Between-group fMRI results for activation in inconsistent patients (n = 9) when compared with consistent controls (n = 14) to task>SMC trials for the largest, medial cluster activated. Left, the sagittal brain section shows greater activation occurred in inconsistent SZ when compared with consistent controls on the medial wall (medial wall/parietal/occipital cluster size 3048 of Table 4); in particular, in the precuneus and posterior and middle cingulate cortex. Voxel-level intensity threshold uncorrected P < 0.05, with a minimum cluster size to maintain a FDR = 0.05. No regions were more activated in the consistent controls than in the inconsistent SZ. Right, mean (± standard error) parameter estimates (PE) extracted for the functionally defined mask of group differences in inconsistent SZ (task>SMC) > consistent controls (task>SMC) for the same medial wall cluster. a, P = 0.043 versus 0; b, P = 0.076 versus 0.

Figure 10

Left, the brain section shows between-group fMRI results for activation to task>SMC trials.

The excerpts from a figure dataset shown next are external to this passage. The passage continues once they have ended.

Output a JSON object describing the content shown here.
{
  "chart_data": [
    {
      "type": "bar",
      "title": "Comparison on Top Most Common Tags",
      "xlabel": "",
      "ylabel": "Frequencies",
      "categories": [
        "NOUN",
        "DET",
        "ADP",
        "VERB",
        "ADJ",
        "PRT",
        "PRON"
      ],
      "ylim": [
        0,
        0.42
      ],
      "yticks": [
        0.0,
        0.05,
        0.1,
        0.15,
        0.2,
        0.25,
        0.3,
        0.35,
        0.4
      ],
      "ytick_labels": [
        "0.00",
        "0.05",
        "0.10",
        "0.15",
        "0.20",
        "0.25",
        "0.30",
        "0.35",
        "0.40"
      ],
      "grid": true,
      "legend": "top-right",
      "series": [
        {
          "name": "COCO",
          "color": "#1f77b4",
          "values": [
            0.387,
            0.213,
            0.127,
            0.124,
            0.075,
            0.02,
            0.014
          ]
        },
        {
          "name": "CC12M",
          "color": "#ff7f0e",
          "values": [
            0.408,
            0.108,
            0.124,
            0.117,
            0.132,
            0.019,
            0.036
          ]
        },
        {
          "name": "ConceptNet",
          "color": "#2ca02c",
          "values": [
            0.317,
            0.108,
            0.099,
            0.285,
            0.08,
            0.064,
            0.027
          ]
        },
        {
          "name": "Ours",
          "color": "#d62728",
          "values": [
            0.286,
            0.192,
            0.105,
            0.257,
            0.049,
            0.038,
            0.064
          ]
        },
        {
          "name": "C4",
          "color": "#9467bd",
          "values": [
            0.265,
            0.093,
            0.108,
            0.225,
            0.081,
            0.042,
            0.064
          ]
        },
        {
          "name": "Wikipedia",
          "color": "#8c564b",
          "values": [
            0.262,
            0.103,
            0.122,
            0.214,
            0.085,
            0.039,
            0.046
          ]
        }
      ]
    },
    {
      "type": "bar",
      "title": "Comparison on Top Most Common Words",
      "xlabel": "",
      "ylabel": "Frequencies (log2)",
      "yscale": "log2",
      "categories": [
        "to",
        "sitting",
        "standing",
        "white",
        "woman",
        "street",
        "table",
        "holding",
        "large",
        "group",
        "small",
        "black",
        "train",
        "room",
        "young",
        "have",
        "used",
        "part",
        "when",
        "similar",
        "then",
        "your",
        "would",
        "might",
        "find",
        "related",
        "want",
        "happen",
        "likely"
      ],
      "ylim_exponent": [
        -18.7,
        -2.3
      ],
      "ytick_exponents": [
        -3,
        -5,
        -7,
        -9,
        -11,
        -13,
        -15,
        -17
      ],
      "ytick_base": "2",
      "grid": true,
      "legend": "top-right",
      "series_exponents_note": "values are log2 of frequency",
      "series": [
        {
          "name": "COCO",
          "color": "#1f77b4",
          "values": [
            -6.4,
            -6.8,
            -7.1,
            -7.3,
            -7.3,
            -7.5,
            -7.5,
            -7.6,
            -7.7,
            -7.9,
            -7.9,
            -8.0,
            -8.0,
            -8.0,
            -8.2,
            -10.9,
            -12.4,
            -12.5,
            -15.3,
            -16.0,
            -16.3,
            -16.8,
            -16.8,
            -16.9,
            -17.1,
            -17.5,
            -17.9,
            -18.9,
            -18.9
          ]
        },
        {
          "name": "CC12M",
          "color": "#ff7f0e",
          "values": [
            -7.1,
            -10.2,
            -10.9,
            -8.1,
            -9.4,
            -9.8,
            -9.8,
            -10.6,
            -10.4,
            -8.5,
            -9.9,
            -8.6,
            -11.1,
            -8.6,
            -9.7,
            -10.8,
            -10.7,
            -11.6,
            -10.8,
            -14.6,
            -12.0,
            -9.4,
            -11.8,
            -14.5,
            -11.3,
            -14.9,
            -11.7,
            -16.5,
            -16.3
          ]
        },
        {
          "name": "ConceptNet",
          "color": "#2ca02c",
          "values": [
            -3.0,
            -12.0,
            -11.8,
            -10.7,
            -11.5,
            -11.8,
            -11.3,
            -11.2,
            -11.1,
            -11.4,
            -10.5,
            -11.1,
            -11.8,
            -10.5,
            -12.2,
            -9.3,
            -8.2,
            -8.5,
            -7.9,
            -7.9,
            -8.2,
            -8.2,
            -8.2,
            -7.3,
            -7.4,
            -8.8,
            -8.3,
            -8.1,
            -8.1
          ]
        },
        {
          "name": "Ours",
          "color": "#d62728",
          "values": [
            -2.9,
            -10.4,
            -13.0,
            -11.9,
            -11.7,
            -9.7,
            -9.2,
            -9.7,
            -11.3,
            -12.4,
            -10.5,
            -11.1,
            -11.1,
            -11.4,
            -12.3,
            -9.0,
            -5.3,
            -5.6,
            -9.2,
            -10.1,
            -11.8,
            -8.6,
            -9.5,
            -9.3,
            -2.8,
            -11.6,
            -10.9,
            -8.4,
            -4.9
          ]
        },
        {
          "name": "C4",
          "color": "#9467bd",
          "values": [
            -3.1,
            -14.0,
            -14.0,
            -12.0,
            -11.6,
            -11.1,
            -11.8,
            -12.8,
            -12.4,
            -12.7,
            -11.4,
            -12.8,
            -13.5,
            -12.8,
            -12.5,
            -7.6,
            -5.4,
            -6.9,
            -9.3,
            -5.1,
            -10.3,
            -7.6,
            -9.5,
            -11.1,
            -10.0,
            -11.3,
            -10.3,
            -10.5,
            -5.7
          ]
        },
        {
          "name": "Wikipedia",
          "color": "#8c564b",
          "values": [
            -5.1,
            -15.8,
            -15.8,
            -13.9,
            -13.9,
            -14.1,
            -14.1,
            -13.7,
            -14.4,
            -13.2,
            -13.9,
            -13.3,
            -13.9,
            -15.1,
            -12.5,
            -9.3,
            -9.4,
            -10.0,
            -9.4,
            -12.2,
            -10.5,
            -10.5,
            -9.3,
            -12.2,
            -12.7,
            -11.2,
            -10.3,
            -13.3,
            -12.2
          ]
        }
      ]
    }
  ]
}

More activation occurred in inconsistent SZ (n = 9) when compared with consistent SZ (n = 14) in the supplementary motor area, superior frontal, and superior medial frontal gyri. Right, mean (± standard error) parameter estimates (PE) extracted for the functionally defined mask of group difference for inconsistent patients (task>SMC) > consistent patients (task>SMC) for the cluster of Table 4 with the peak voxel at MNI coordinates −33, 24, and 46 in the middle frontal gyrus. a, P = 0.059 versus 0; b, P = 0.003 versus 0. Other conventions as in Figure 9.